Lawrence’s often lengthy captions that accompany the panels in the Struggle series feature excerpts from famous speeches as well as reports, letters, and petitions from anonymous soldiers and enslaved people. Panel eight depicts the image of clashing soldiers in the Battle of Bennington in 1777, accompanied by the caption “...again the rebels rushed furiously on our men” which is from an account written by a Hessian mercenary (German soldiers who served as auxiliaries to the British Army). The viewer is left to consider the fate of the Hessians, as well as the fate of other mercenaries such as black soldiers who fought in the war. Ironically, after the war, the Hessian soldiers would be granted citizenship long before the descendants of blacks who fought and died in the American Revolution.

The Struggle Continues
The struggle for democracy is as relevant today as it was during Lawrence’s life. Artists Derrick Adams (b. 1970), Bethany Collins (b. 1983), and Hank Willis Thomas (b. 1976) add their contemporary perspectives to the exhibition through the presentation of recent work.

Derrick Adams’ video, Saints March (2017), pays homage to past and present cultural influencers of New Orleans, capturing the footwork of local dancers who use Decatur Street as their stage.

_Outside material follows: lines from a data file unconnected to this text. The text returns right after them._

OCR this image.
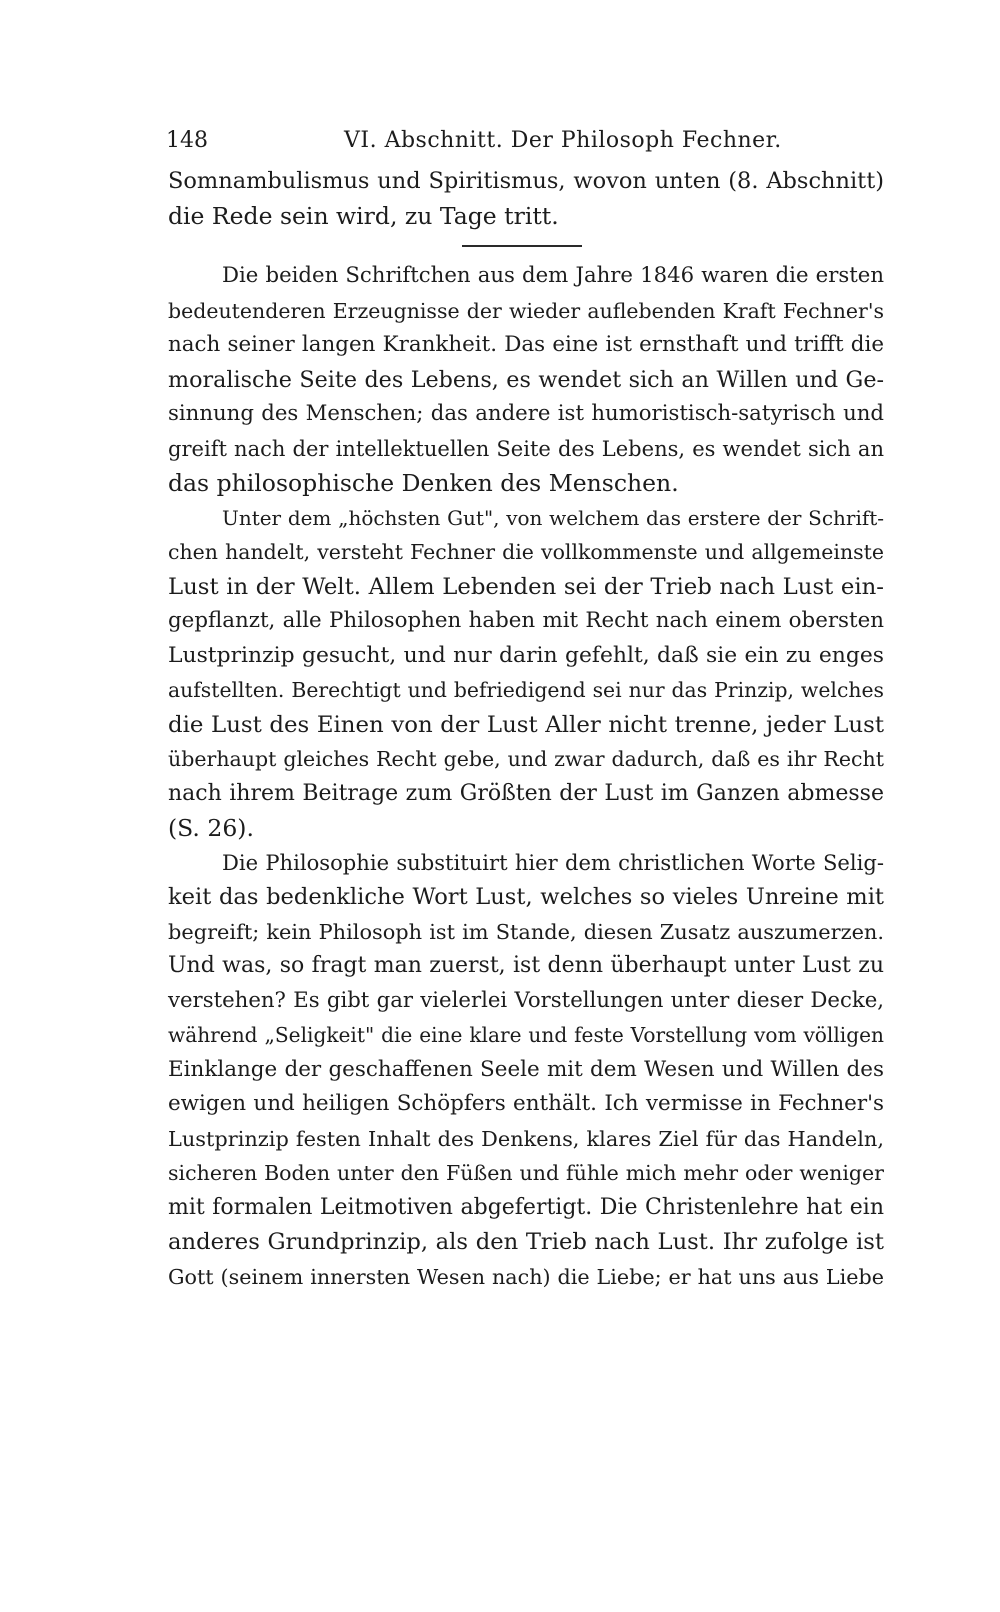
148	VI. Abschnitt. Der Philosoph Fechner.
Somnambulismus und Spiritismus, wovon unten (8. Abschnitt)
die Rede sein wird, zu Tage tritt.
Die beiden Schriftchen aus dem Jahre 1846 waren die ersten
bedeutenderen Erzeugnisse der wieder auflebenden Kraft Fechner's
nach seiner langen Krankheit. Das eine ist ernsthaft und trifft die
moralische Seite des Lebens, es wendet sich an Willen und Ge-
sinnung des Menschen; das andere ist humoristisch-satyrisch und
greift nach der intellektuellen Seite des Lebens, es wendet sich an
das philosophische Denken des Menschen.
Unter dem „höchsten Gut", von welchem das erstere der Schrift-
chen handelt, versteht Fechner die vollkommenste und allgemeinste
Lust in der Welt. Allem Lebenden sei der Trieb nach Lust ein-
gepflanzt, alle Philosophen haben mit Recht nach einem obersten
Lustprinzip gesucht, und nur darin gefehlt, daß sie ein zu enges
aufstellten. Berechtigt und befriedigend sei nur das Prinzip, welches
die Lust des Einen von der Lust Aller nicht trenne, jeder Lust
überhaupt gleiches Recht gebe, und zwar dadurch, daß es ihr Recht
nach ihrem Beitrage zum Größten der Lust im Ganzen abmesse
(S. 26).
Die Philosophie substituirt hier dem christlichen Worte Selig-
keit das bedenkliche Wort Lust, welches so vieles Unreine mit
begreift; kein Philosoph ist im Stande, diesen Zusatz auszumerzen.
Und was, so fragt man zuerst, ist denn überhaupt unter Lust zu
verstehen? Es gibt gar vielerlei Vorstellungen unter dieser Decke,
während „Seligkeit" die eine klare und feste Vorstellung vom völligen
Einklange der geschaffenen Seele mit dem Wesen und Willen des
ewigen und heiligen Schöpfers enthält. Ich vermisse in Fechner's
Lustprinzip festen Inhalt des Denkens, klares Ziel für das Handeln,
sicheren Boden unter den Füßen und fühle mich mehr oder weniger
mit formalen Leitmotiven abgefertigt. Die Christenlehre hat ein
anderes Grundprinzip, als den Trieb nach Lust. Ihr zufolge ist
Gott (seinem innersten Wesen nach) die Liebe; er hat uns aus Liebe
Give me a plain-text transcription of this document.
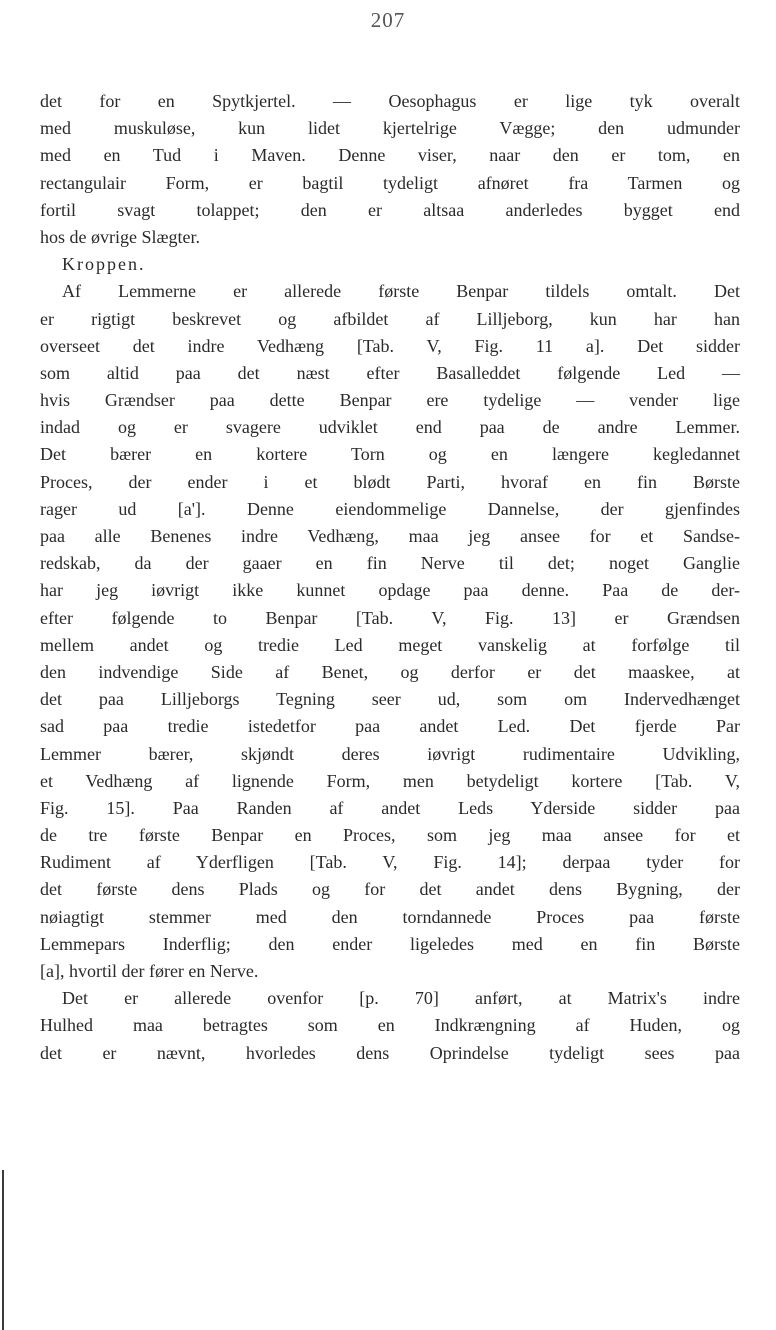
207
det for en Spytkjertel. — Oesophagus er lige tyk overalt
med muskuløse, kun lidet kjertelrige Vægge; den udmunder
med en Tud i Maven. Denne viser, naar den er tom, en
rectangulair Form, er bagtil tydeligt afnøret fra Tarmen og
fortil svagt tolappet; den er altsaa anderledes bygget end
hos de øvrige Slægter.
Kroppen.
Af Lemmerne er allerede første Benpar tildels omtalt. Det
er rigtigt beskrevet og afbildet af Lilljeborg, kun har han
overseet det indre Vedhæng [Tab. V, Fig. 11 a]. Det sidder
som altid paa det næst efter Basalleddet følgende Led —
hvis Grændser paa dette Benpar ere tydelige — vender lige
indad og er svagere udviklet end paa de andre Lemmer.
Det bærer en kortere Torn og en længere kegledannet
Proces, der ender i et blødt Parti, hvoraf en fin Børste
rager ud [a']. Denne eiendommelige Dannelse, der gjenfindes
paa alle Benenes indre Vedhæng, maa jeg ansee for et Sandse-
redskab, da der gaaer en fin Nerve til det; noget Ganglie
har jeg iøvrigt ikke kunnet opdage paa denne. Paa de der-
efter følgende to Benpar [Tab. V, Fig. 13] er Grændsen
mellem andet og tredie Led meget vanskelig at forfølge til
den indvendige Side af Benet, og derfor er det maaskee, at
det paa Lilljeborgs Tegning seer ud, som om Indervedhænget
sad paa tredie istedetfor paa andet Led. Det fjerde Par
Lemmer bærer, skjøndt deres iøvrigt rudimentaire Udvikling,
et Vedhæng af lignende Form, men betydeligt kortere [Tab. V,
Fig. 15]. Paa Randen af andet Leds Yderside sidder paa
de tre første Benpar en Proces, som jeg maa ansee for et
Rudiment af Yderfligen [Tab. V, Fig. 14]; derpaa tyder for
det første dens Plads og for det andet dens Bygning, der
nøiagtigt stemmer med den torndannede Proces paa første
Lemmepars Inderflig; den ender ligeledes med en fin Børste
[a], hvortil der fører en Nerve.
Det er allerede ovenfor [p. 70] anført, at Matrix's indre
Hulhed maa betragtes som en Indkrængning af Huden, og
det er nævnt, hvorledes dens Oprindelse tydeligt sees paa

As Lawrence did in the Struggle series, Adams plays with vantage points, zooming in and out to create portals that energize and transport us to see the past, present, and future anew through the motions of others. For his mixed media installation, Jacob’s Ladder (2019), Adams imagines Lawrence’s studio as a quiet self-reflection space by using materials from Lawrence’s personal archive, such as the artist’s photographs and armchair. Referencing the biblical story, a ladder ascends directly from the chair to Adams’ original portrait of the elder artist. This homage to the transportive power of Lawrence represents, to Adams, “the continuous progression of Lawrence’s life journey and the most magnificent manner in which he expressed his ideas and vision.”

Between the 18th and 20th centuries, American songwriters rewrote the lyrics to the melody of “My Country 'Tis of Thee” (also called “America”) in support of varying American causes, including revolution, temperance, suffrage, abolition, Native sovereignty, and slavery. Bethany Collins’ America: A Hymnal (2017) is a laser cut special edition artist book that unifies 100 versions of the song to show how words and meanings change over time. As the laser cut pages of this book are turned, the work is gradually destroyed. An a cappella recording of the hymns being sung accompanies this installation.

Hank Willis Thomas excerpts images from the vast visual archive of history and reproduces them in new ways. By combining historical research with technological processes, he pushes the boundaries of photography. Visitors can shine a flashlight (or the flash on their cell phone camera) on Turbulence (2018) and My Father Died for this Country Too / I Am an American (2017), to illuminate images that are “hidden” beneath the surface, such as a protester resisting arrest in Alabama and a demonstration at a “whites-only” beach in Florida. For Rich Black Specimen #460 (2017) Thomas used archival “runaway slave” advertisements to create a dynamic, larger-than-life three-dimensional version that injects personhood into the otherwise cruelly anonymous form.